Watch Bournemouth v Crystal Palace on Monday Night Football
Monday 1 October 2018 18:36, UK
A year on, Roy Hodgson admits he wondered whether Crystal Palace's wretched start last season was "too much of a burden" to bear.
The word crisis crops up a great deal in football, perhaps too easily, but there was plenty of justification when it was thrown Palace's way 12 months ago.
After losing Sam Allardyce in the summer, new boss Frank de Boer had been sacked four games in without a point or a goal on the board, rock bottom of the league, with claims and counter-claims of broken promises dragging the club's name down yet further.
But then enter Hodgson, a man who has made a career from building clubs of Palace's size, albeit with his own stock at a low ebb following an embarrassing end to his England tenure.
It turns out the two were made for each other. To spoil the story, Palace finished 11th and Hodgson was, in some circles, mooted for the Manager of the Year gong. But there were times when fate looked like twisting in a very different direction.

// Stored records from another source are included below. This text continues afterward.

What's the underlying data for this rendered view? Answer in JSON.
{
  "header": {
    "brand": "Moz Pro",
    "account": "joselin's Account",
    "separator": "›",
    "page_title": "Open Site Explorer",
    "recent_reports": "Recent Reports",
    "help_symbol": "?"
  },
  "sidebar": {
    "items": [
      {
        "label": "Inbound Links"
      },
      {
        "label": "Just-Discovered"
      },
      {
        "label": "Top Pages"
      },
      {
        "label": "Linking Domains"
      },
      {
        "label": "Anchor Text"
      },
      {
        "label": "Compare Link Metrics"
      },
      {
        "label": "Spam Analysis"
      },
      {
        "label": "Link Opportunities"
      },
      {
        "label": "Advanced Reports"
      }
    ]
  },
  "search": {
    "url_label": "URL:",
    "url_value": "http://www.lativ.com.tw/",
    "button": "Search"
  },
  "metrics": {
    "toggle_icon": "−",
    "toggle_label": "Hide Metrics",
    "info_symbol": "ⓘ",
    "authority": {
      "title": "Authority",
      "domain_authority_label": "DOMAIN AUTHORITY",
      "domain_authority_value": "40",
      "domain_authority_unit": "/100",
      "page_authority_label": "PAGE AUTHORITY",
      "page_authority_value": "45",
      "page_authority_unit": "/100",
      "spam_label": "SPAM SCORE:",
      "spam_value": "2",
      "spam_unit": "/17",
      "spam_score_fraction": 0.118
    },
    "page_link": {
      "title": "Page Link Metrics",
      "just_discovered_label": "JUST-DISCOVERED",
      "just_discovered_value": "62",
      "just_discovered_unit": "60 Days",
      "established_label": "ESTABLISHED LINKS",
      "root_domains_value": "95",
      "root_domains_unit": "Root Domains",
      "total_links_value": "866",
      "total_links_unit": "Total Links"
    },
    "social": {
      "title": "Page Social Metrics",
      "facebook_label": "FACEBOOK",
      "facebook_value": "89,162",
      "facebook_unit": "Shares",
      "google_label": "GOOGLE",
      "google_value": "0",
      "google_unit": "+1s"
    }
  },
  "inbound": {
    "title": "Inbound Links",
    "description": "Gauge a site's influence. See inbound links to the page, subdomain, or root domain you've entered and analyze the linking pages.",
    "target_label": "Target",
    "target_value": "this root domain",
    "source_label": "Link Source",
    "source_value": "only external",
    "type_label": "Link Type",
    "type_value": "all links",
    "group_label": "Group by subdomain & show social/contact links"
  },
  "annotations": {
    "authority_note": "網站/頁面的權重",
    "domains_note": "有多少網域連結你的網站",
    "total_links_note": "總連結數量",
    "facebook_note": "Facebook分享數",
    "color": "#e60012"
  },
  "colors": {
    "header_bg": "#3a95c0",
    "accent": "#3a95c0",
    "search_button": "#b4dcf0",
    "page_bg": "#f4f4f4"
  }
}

Palace would lose another three games after Hodgson arrived - conceding 10 goals and scoring none - before a shock win over champions Chelsea in October kick-started their season.
It coughed and spluttered at times, and relegation was still a real concern once they lost four games back-to-back in March to drop back into the relegation zone after throwing away a 2-0 lead to lose at home to Manchester United.
Although they would eventually escape and, despite his optimistic demeanour in public, Hodgson told Sky Sports ahead of Palace's trip to Bournemouth on Monday Night Football this week, that the seeds of doubt were firmly planted in his mind during those barren runs.
He said: "There were moments when I thought this was the right job to take on and we're going to be fine, then you'd run into one of those patches.
"That happens if you're not one of the top teams, losing three in a row, going to places where it's hard to get a result, and at that moment you think maybe this handicap we had at the start is going to prove too much of a burden.
"There were many moments of the season which were difficult because you think, 'have I bitten off more than I can chew, or had too big a chain around our ankles to release ourselves from it?'
"Sometimes you have to divorce results from work and performance. Partly that's because there's a lot of hazard when it comes to results, it's not an exact science.
"But also you've got to believe that if people work hard consistently, and the right way, show the right attitude, and play football you know is going to make you capable of winning, you've got to believe in that and hope it wins the day for you."
Ultimately, that hard work has continued into this season, and although sitting 11th after six games would normally be seen as a decent start for Palace, it is one for which they would have given their collective right arm last season.
That has raised expectations ahead of the visit to Bournemouth, especially when any credit in the bank would be doubly useful with a tough November including games against Chelsea, Spurs and Manchester United on the horizon.
But Hodgson is cautious about placing extra significance on their October games to pick up points, and more confident than some of their prospects against the big sides.
He said: "When you play the big teams, who are going to finish above you in the table, I think it's wrong to concern yourself about what it's going to be like when we play them. Let's cross that bridge when we come to it.
"A club like us, and I think we proved last season, is never doomed. I don't think we're ever out of it. We lost to Tottenham, Manchester United and Liverpool here, but in each game I think if you asked the opposition managers, we could have got something from all three.
"We didn't, so the statistics prove something different to how it felt, and for now Bournemouth will be a difficult fixture for us. I would be surprised if the top teams, when they go down there, aren't adopting a similar approach that it will be difficult to win.
"We can only take it one game at a time, and be sure if we don't get any points from Bournemouth, that we're asking why not, where did it go wrong and what did we do wrong, then taking it on to the next one."